Division of Infectious Diseases, Department of Medicine, University of Mississippi Medical Center, 2500 North State St., Jackson, MS 39216, USA.
Proc Am Thorac Soc. 2010 May;7(3):216-21. doi: 10.1513/pats.200907-077AL.
The order Actinomycetales includes phylogenetically diverse but morphologically similar aerobic and anaerobic bacteria that exhibit filamentous branching structures which fragment into bacillary or coccoid forms. The aerobic actinomyces are a large, diverse group of gram-positive bacteria including Nocardia, Gordona, Tsukamurella, Streptomyces, Rhodococcus, Streptomycetes, Mycobacteria, and Corynebacteria.

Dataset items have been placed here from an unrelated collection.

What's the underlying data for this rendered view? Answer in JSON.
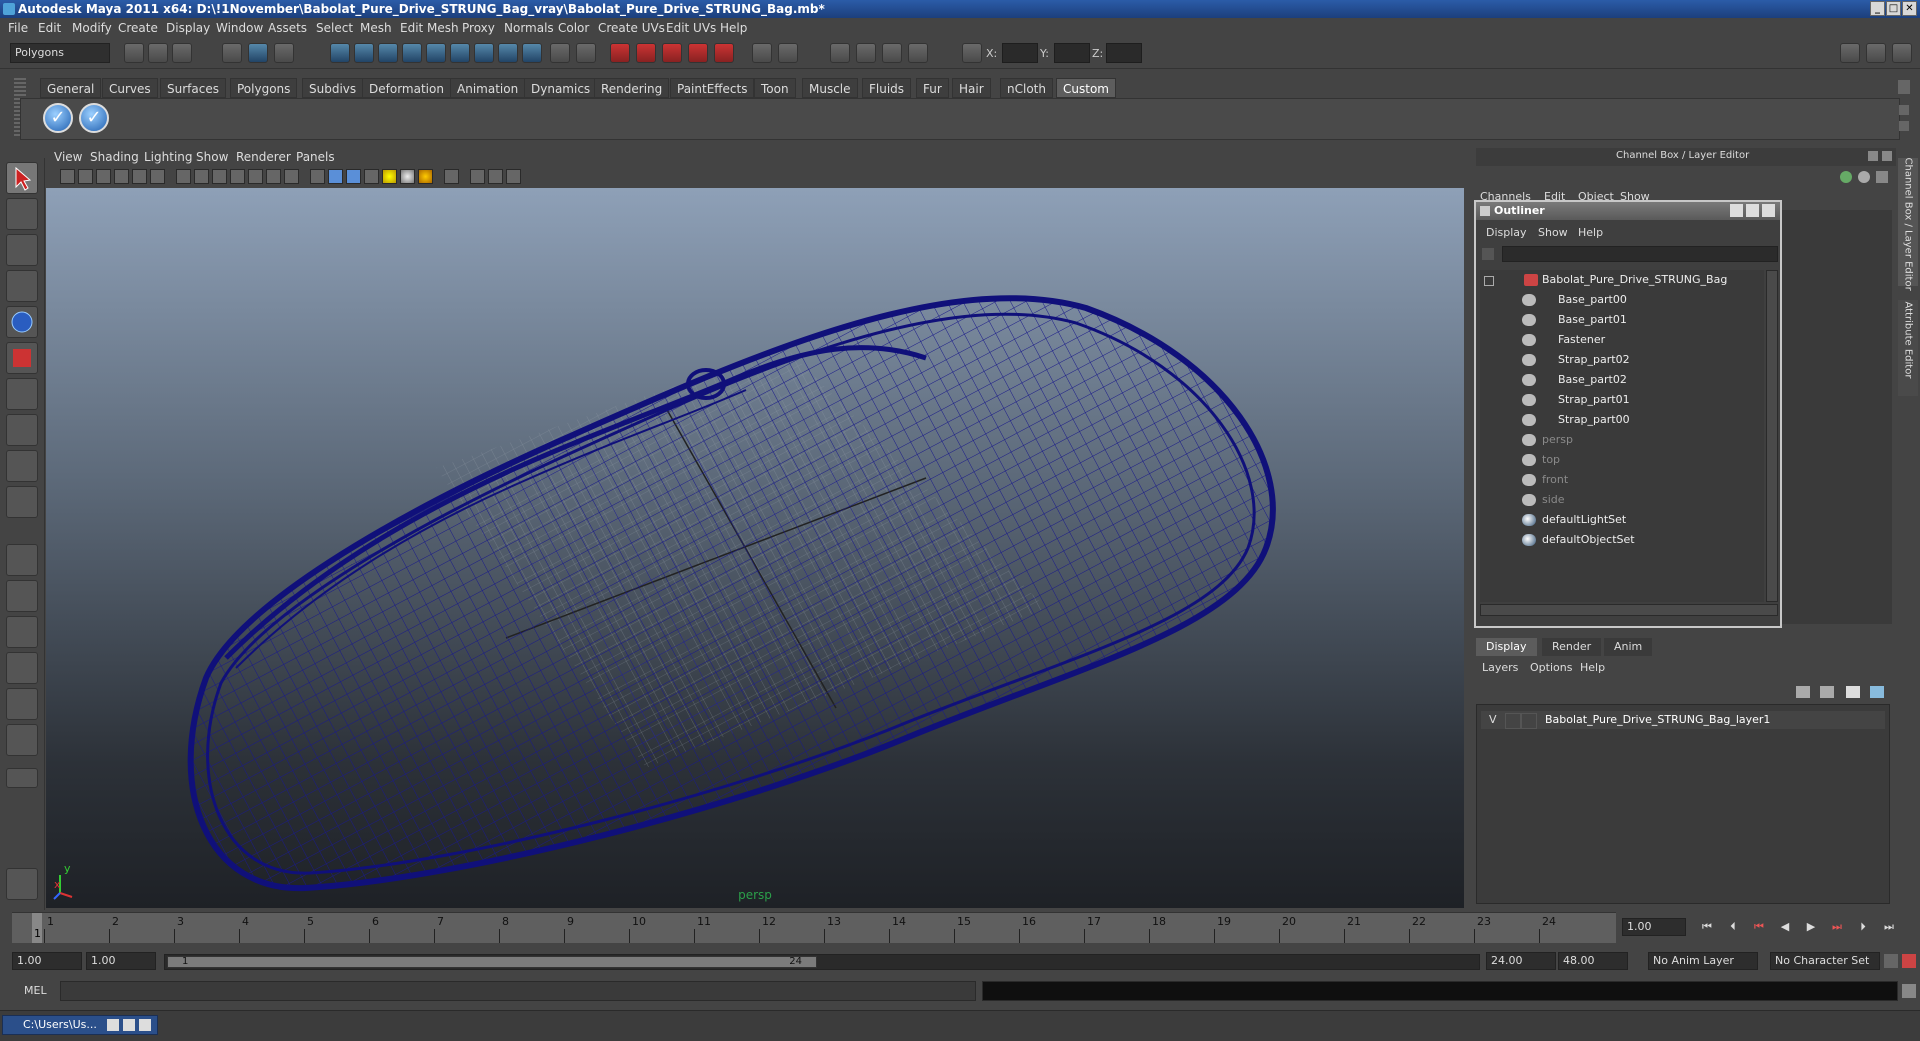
{
  "window": {
    "title": "Autodesk Maya 2011 x64: D:\\!1November\\Babolat_Pure_Drive_STRUNG_Bag_vray\\Babolat_Pure_Drive_STRUNG_Bag.mb*"
  },
  "menubar": [
    "File",
    "Edit",
    "Modify",
    "Create",
    "Display",
    "Window",
    "Assets",
    "Select",
    "Mesh",
    "Edit Mesh",
    "Proxy",
    "Normals",
    "Color",
    "Create UVs",
    "Edit UVs",
    "Help"
  ],
  "statusline": {
    "mode": "Polygons",
    "x_label": "X:",
    "y_label": "Y:",
    "z_label": "Z:"
  },
  "shelf_tabs": [
    "General",
    "Curves",
    "Surfaces",
    "Polygons",
    "Subdivs",
    "Deformation",
    "Animation",
    "Dynamics",
    "Rendering",
    "PaintEffects",
    "Toon",
    "Muscle",
    "Fluids",
    "Fur",
    "Hair",
    "nCloth",
    "Custom"
  ],
  "shelf_active_tab": "Custom",
  "viewport": {
    "menu": [
      "View",
      "Shading",
      "Lighting",
      "Show",
      "Renderer",
      "Panels"
    ],
    "camera_label": "persp",
    "axis_x": "x",
    "axis_y": "y"
  },
  "channel_box": {
    "title": "Channel Box / Layer Editor",
    "menu": [
      "Channels",
      "Edit",
      "Object",
      "Show"
    ],
    "side_tabs": [
      "Channel Box / Layer Editor",
      "Attribute Editor"
    ]
  },
  "outliner": {
    "title": "Outliner",
    "menu": [
      "Display",
      "Show",
      "Help"
    ],
    "root": "Babolat_Pure_Drive_STRUNG_Bag",
    "children": [
      "Base_part00",
      "Base_part01",
      "Fastener",
      "Strap_part02",
      "Base_part02",
      "Strap_part01",
      "Strap_part00"
    ],
    "cameras": [
      "persp",
      "top",
      "front",
      "side"
    ],
    "sets": [
      "defaultLightSet",
      "defaultObjectSet"
    ]
  },
  "layer_editor": {
    "tabs": [
      "Display",
      "Render",
      "Anim"
    ],
    "active_tab": "Display",
    "menu": [
      "Layers",
      "Options",
      "Help"
    ],
    "layers": [
      {
        "visible": "V",
        "name": "Babolat_Pure_Drive_STRUNG_Bag_layer1"
      }
    ]
  },
  "timeline": {
    "ticks": [
      "1",
      "2",
      "3",
      "4",
      "5",
      "6",
      "7",
      "8",
      "9",
      "10",
      "11",
      "12",
      "13",
      "14",
      "15",
      "16",
      "17",
      "18",
      "19",
      "20",
      "21",
      "22",
      "23",
      "24"
    ],
    "current_frame_marker": "1",
    "current_time": "1.00"
  },
  "range": {
    "start": "1.00",
    "playback_start": "1.00",
    "thumb_start": "1",
    "thumb_end": "24",
    "playback_end": "24.00",
    "end": "48.00",
    "anim_layer": "No Anim Layer",
    "character_set": "No Character Set"
  },
  "command_line": {
    "label": "MEL"
  },
  "taskbar": {
    "item": "C:\\Users\\Us..."
  }
}
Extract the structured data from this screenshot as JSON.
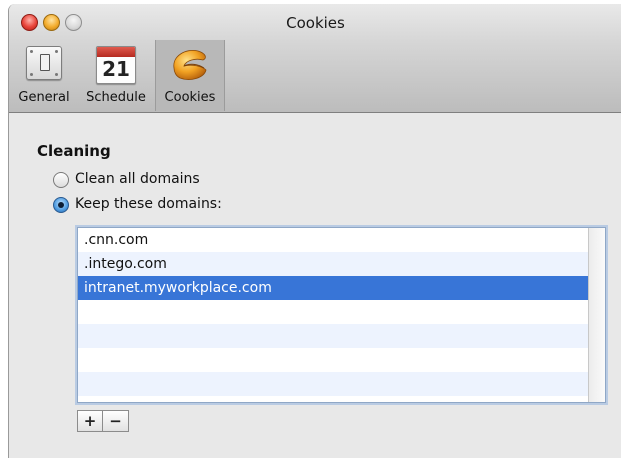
{
  "window": {
    "title": "Cookies"
  },
  "toolbar": {
    "items": [
      {
        "label": "General",
        "icon": "switch-plate-icon"
      },
      {
        "label": "Schedule",
        "icon": "calendar-icon",
        "calendar_day": "21"
      },
      {
        "label": "Cookies",
        "icon": "fortune-cookie-icon",
        "selected": true
      }
    ]
  },
  "cleaning": {
    "title": "Cleaning",
    "options": [
      {
        "label": "Clean all domains",
        "selected": false
      },
      {
        "label": "Keep these domains:",
        "selected": true
      }
    ]
  },
  "domains": {
    "rows": [
      ".cnn.com",
      ".intego.com",
      "intranet.myworkplace.com",
      "",
      "",
      "",
      ""
    ],
    "selected_index": 2
  },
  "buttons": {
    "add": "+",
    "remove": "−"
  },
  "colors": {
    "selection": "#3875d7",
    "alt_row": "#edf3fe"
  }
}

The anaerobic genera of medical importance include Actinomyces, Arachnia, Rothia, and Bifidobacterium. Both Actinomyces and Nocardia cause similar clinical syndromes involving the lung, bone and joint, soft tissue, and the central nervous system. The medically important Actinomyces organisms cause infections characterized by chronic progression, abscess formation with fistulous tracts and draining sinuses. Called "great masqueraders," diagnosis of actinomycosis and nocardiosis is often delayed. Once recognized, treatment of these infections requires long courses of parenteral and oral therapy. This review will compare and contrast infections due to Actinomyces and Nocardia.
放线菌目包括系统发育上多样化但形态上相似的需氧和厌氧细菌,这些细菌表现出丝状分枝结构,可断裂成杆菌或球菌形式。需氧放线菌是一大组多样化的革兰氏阳性细菌,包括诺卡氏菌、戈登氏菌、土生古菌、链霉菌、红球菌、链霉菌、分枝杆菌和棒状杆菌。具有医学重要性的厌氧属包括放线菌、蛛菌、罗氏菌和双歧杆菌。放线菌和诺卡氏菌都会引起涉及肺、骨和关节、软组织和中枢神经系统的类似临床综合征。具有医学重要性的放线菌生物体引起的感染以慢性进展、脓肿形成伴瘘管和窦道引流为特征。这些感染被称为“伪装大师”,放线菌病和奴卡氏菌病的诊断常常被延误。一旦被识别,这些感染的治疗需要长期的肠外和口服治疗。这篇综述将比较和对比放线菌和诺卡氏菌引起的感染。